Les travaux de la 13ème réunion ordinaire des Chefs d'Etat-major et des Chefs de services de sûreté et de sécurité africains se sont ouverts, lundi, au siège de l'Union africaine (UA), à Addis-Abeba, avec la participation du Maroc.
La cérémonie d'ouverture a été marquée par une minute de silence en mémoire des soldats de maintien de la paix et des victimes de violence en Afrique, suivie de l'adoption de l'ordre du jour.
Lors de cette rencontre, les participants seront appelés à examiner une série de questions importantes relatives à la sûreté et à la sécurité dans les sociétés africaines, outre l'examen du rapport de la réunion des experts du Comité technique spécialisé sur la Défense, la sûreté et la sécurité (CTSDSS) et l'adoption des conclusions de la réunion des Chefs d'Etat-major et des Chefs de services de sûreté et de sécurité africains.

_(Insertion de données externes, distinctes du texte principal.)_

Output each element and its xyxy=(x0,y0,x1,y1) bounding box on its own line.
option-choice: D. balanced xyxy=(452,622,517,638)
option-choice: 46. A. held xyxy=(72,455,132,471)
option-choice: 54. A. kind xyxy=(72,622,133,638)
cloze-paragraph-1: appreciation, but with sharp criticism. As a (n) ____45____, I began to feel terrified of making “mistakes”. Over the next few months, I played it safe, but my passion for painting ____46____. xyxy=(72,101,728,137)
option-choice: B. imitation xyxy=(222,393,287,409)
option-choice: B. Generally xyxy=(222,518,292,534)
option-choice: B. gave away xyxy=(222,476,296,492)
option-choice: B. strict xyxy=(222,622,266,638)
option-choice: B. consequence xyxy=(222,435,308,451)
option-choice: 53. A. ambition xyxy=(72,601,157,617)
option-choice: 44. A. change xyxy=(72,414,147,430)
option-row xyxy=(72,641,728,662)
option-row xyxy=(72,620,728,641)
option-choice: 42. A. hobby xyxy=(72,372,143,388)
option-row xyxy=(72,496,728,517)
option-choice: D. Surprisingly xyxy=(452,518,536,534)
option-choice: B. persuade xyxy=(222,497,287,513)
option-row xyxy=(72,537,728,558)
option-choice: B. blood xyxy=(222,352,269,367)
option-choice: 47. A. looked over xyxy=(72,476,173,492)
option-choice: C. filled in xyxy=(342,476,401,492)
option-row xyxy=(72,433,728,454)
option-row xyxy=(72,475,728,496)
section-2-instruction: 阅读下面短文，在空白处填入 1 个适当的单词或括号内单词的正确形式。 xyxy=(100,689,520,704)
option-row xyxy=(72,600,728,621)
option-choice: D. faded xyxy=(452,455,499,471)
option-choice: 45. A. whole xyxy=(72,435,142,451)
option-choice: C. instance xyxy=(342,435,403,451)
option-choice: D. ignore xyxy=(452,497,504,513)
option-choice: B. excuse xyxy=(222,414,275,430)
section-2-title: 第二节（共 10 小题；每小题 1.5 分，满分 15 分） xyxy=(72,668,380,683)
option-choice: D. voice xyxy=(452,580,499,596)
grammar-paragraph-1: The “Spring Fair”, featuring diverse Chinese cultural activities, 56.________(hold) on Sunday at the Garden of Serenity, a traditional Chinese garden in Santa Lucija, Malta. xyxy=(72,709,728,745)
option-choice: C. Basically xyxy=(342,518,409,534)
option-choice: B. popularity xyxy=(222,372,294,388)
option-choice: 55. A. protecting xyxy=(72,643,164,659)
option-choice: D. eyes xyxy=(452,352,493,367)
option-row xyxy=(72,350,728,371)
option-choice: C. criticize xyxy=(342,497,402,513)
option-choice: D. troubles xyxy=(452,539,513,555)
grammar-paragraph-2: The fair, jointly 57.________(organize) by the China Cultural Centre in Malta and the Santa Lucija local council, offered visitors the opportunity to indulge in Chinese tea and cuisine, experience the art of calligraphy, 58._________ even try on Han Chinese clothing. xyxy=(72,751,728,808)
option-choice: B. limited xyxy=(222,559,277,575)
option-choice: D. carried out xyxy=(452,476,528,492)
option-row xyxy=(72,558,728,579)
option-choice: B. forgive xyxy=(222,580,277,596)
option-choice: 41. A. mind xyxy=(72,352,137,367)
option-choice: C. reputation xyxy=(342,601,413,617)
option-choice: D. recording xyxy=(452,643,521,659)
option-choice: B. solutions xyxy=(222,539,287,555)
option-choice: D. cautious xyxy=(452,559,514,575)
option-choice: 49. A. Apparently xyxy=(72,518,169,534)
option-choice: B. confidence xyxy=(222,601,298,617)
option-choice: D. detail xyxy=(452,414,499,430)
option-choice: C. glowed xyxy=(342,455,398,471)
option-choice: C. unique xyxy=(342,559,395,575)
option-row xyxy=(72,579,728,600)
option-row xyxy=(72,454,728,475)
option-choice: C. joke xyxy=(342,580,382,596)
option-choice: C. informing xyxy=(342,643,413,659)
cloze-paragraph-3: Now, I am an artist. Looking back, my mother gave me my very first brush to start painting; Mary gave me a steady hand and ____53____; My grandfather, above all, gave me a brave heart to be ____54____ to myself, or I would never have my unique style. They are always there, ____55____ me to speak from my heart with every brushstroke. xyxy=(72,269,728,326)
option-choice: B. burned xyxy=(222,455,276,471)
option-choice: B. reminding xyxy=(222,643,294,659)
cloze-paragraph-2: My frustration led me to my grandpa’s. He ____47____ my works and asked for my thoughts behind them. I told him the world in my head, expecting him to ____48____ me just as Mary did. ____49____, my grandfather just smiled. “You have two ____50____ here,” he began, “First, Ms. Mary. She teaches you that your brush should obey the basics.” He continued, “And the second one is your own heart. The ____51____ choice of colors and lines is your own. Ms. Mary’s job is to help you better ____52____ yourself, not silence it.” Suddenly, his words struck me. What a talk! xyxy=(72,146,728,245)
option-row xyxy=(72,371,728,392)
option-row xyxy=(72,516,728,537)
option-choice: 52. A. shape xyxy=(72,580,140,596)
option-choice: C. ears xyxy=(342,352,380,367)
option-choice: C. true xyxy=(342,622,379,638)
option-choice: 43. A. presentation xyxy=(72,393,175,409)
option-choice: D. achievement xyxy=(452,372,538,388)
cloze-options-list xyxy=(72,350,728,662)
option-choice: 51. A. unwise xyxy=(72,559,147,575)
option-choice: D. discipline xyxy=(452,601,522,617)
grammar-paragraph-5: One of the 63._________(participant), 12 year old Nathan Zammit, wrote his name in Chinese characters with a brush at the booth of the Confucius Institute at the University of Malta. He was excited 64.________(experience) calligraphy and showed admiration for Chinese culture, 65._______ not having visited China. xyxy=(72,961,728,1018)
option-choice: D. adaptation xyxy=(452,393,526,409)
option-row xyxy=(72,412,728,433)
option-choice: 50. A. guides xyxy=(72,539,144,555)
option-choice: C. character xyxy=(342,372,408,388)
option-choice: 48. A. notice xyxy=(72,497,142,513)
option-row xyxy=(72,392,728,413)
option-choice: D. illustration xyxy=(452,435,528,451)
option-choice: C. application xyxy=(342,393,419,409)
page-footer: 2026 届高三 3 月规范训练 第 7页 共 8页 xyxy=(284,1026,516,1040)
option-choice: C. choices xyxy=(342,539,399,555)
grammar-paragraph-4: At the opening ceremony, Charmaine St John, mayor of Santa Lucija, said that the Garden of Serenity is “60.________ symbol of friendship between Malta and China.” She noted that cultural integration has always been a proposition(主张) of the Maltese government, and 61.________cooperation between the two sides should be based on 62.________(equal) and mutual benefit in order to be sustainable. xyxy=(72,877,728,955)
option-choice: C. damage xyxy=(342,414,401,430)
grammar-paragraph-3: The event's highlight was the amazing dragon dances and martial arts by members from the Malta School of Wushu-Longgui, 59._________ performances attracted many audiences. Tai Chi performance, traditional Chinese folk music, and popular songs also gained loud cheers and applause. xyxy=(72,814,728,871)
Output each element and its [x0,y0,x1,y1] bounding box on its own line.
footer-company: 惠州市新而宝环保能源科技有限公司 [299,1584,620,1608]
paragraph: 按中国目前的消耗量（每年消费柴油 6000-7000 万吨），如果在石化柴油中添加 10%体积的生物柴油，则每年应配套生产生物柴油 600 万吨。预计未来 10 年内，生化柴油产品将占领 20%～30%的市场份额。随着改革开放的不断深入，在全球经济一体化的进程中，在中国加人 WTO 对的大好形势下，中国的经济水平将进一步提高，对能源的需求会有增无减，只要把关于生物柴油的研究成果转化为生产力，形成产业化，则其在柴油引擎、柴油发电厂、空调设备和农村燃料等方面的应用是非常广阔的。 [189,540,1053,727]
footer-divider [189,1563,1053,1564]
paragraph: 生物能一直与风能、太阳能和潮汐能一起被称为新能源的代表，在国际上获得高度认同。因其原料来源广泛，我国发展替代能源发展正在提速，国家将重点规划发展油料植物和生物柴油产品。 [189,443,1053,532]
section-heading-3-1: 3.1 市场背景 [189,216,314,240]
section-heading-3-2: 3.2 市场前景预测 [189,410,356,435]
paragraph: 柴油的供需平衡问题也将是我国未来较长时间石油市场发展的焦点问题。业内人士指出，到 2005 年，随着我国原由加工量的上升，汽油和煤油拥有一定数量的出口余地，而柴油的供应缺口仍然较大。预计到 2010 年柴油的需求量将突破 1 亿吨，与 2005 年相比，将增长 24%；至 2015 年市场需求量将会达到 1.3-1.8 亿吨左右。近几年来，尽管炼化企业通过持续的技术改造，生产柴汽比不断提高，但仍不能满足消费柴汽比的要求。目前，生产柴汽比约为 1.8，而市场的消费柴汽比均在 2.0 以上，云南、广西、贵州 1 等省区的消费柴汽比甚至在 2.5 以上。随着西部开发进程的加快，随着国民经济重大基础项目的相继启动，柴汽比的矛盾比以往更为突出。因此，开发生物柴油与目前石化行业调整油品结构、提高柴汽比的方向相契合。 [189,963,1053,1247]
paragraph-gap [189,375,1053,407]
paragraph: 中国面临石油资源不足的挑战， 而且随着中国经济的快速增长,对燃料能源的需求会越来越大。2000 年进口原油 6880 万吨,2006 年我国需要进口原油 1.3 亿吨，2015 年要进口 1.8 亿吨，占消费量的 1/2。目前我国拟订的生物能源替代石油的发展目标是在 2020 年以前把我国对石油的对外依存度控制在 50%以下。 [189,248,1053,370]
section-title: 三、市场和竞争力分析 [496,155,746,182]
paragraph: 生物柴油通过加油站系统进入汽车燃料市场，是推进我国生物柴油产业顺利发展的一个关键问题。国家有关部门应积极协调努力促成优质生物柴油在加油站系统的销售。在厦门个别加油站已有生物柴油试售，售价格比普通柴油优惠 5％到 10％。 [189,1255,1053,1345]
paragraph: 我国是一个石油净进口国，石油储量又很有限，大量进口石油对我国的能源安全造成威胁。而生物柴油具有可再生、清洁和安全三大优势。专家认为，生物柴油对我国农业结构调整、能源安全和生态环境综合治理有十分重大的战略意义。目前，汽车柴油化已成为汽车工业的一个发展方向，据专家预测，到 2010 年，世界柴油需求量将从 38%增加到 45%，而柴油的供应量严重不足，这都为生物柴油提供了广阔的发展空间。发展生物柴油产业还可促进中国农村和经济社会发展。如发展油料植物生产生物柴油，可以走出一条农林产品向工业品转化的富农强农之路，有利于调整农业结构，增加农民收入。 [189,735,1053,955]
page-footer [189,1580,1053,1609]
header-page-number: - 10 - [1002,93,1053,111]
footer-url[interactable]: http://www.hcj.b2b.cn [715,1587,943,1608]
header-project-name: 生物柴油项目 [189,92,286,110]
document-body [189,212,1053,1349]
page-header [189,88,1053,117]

La réunion des experts (5-6 janvier) s'est tenue en préparation de la 13ème réunion ordinaire des Chefs d'Etat-major et des Chefs de services de sûreté et de sécurité africains, et de la 10ème réunion ordinaire du CTSDSS de l'UA (9 janvier).
Des délégués des Etats membres de l’UA et des Communautés économiques régionales/Mécanismes régionaux (CER/MR) ont participé à cette réunion des experts, dont l’objectif était notamment d’examiner les progrès accomplis dans la mise en œuvre des directives des sessions précédentes du CTSDSS. 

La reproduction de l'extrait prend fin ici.